Trauer am ArbeitsplatzIn Zeiten von Hochleistung, Effizienz und Konkurrenzkampf kann man sich schwer vorstellen, wie man mit einem Trauerfall am Arbeitsplatz umgehen soll. Das Team – aber auch der Betroffene selbst – ist unsicher: Wie soll man sich verhalten? Besonders schlimm ist die Betroffenheit, wenn Kinder von Kollegen/Vorgesetzten gestorben sind.

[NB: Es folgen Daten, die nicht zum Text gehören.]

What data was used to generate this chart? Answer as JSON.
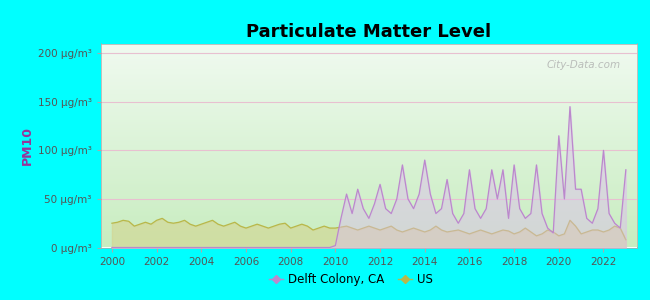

Nach drei Tagen wieder in den Alltag zurückkehren ist unmöglich.  «Business as usual» – das ist für einen Trauernden verstörend und unangemessen.

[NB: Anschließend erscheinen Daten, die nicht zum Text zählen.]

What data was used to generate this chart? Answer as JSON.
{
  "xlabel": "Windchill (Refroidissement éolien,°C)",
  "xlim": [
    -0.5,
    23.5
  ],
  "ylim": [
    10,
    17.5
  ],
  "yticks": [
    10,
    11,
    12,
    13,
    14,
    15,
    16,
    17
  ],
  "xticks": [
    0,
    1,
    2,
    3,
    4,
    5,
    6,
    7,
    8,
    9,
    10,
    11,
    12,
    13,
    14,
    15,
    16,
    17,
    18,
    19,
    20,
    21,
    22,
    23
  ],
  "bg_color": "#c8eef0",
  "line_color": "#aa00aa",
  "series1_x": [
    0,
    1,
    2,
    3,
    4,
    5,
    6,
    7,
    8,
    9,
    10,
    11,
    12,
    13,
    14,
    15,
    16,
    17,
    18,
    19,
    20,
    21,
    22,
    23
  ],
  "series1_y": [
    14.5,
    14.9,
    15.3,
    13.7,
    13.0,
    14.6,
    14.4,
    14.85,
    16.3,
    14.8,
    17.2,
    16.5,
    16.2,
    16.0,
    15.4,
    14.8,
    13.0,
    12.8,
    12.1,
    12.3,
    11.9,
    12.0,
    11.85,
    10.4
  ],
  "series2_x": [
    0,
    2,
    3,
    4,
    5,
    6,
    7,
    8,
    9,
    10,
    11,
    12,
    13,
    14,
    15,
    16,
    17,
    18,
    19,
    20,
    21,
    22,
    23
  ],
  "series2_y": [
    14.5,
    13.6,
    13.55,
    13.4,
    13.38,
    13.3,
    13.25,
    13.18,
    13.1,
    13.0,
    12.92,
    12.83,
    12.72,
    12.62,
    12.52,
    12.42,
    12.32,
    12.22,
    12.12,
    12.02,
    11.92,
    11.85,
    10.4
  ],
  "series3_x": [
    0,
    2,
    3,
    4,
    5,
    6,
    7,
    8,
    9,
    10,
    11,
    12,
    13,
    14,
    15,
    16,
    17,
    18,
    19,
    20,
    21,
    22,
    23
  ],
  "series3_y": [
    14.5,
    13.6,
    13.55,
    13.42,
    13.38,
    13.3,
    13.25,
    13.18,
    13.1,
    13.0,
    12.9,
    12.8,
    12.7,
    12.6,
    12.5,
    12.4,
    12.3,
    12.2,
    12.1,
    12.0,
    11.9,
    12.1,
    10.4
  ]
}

Wir zeigen in diesem Beitrag auf, wie man als Betroffener und als Team reagieren kann.

Wünsche der Betroffenen herausfinden

Jeder reagiert im Trauerfall anders. Wichtig ist es aber, dass man den Trauernden nicht alleine lässt. Der Vorgesetzte sollte fragen, wie der Trauernde mit der Situation umgehen möchte: Nicht über die Situation reden oder lieber «offen, emotional» sein? Über die Situation reden?

Viele wollen intuitiv nicht darüber sprechen, doch manchmal tut es doch gut, sich mitzuteilen. Dafür muss auch in der Arbeit Raum sein.

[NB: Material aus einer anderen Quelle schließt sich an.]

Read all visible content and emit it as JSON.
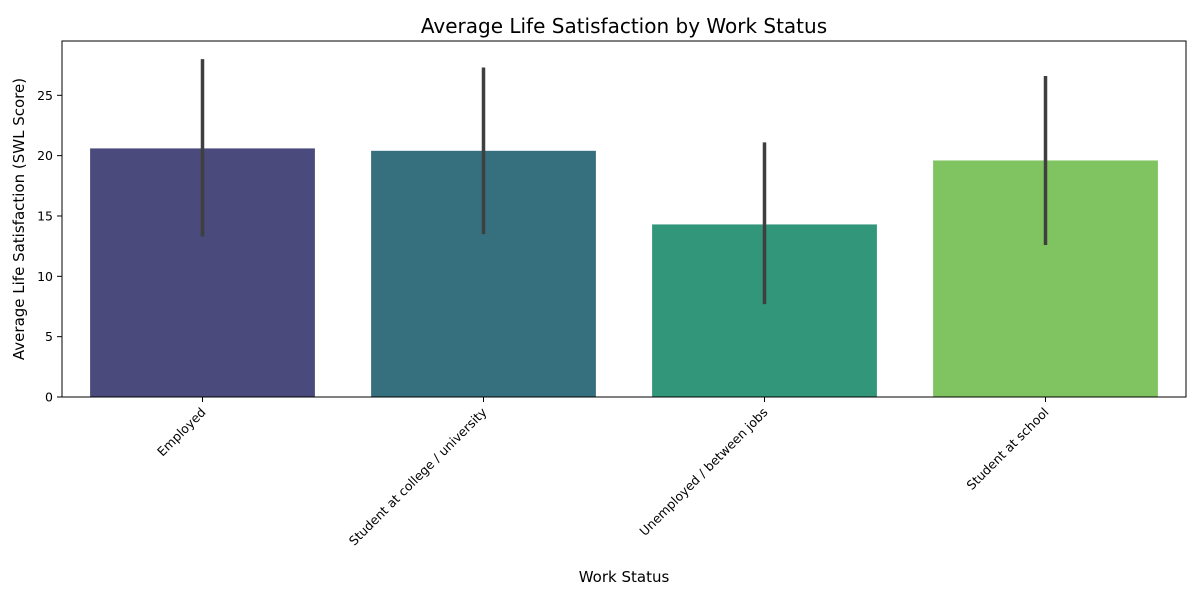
{
  "chart_data": {
    "type": "bar",
    "title": "Average Life Satisfaction by Work Status",
    "xlabel": "Work Status",
    "ylabel": "Average Life Satisfaction (SWL Score)",
    "ylim": [
      0,
      29.5
    ],
    "yticks": [
      0,
      5,
      10,
      15,
      20,
      25
    ],
    "categories": [
      "Employed",
      "Student at college / university",
      "Unemployed / between jobs",
      "Student at school"
    ],
    "values": [
      20.6,
      20.4,
      14.3,
      19.6
    ],
    "error_low": [
      13.3,
      13.5,
      7.7,
      12.6
    ],
    "error_high": [
      28.0,
      27.3,
      21.1,
      26.6
    ],
    "colors": [
      "#4a4a7c",
      "#36707f",
      "#32967a",
      "#80c361"
    ],
    "error_color": "#3f3f3f",
    "grid": false,
    "legend": "none"
  }
}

Was kan das Team im Trauerfall tun?

Mitgefühl, Empathie, Verständnis – das braucht es nun besonders. Möglich ist das aber nur, wenn zwischenmenschlich alles stimmt. Gemeinsam im Team sollte man versuchen, den Trauernden zu entlasten. Natürlich lenkt Arbeit ab, doch sollte sie nicht unnötig stressen.

Der Teamchef sollten in einem Todesfall rasch reagieren und im Team für Transparenz schaffen. Jedem muss klar sein: Begegnen Sie dem Trauernden mit Respekt und Mitgefühl. Ausweichen und nichts sagen, das ist unangenehm und nicht angebraucht.

Als Arbeitskollege sollten Sie dem Trauernden eine Hand reichen. Möchte er in der Mittagspause oder danach reden? Bieten Sie immer wieder unaufdringlich eine Gesprächsmöglichkeit an.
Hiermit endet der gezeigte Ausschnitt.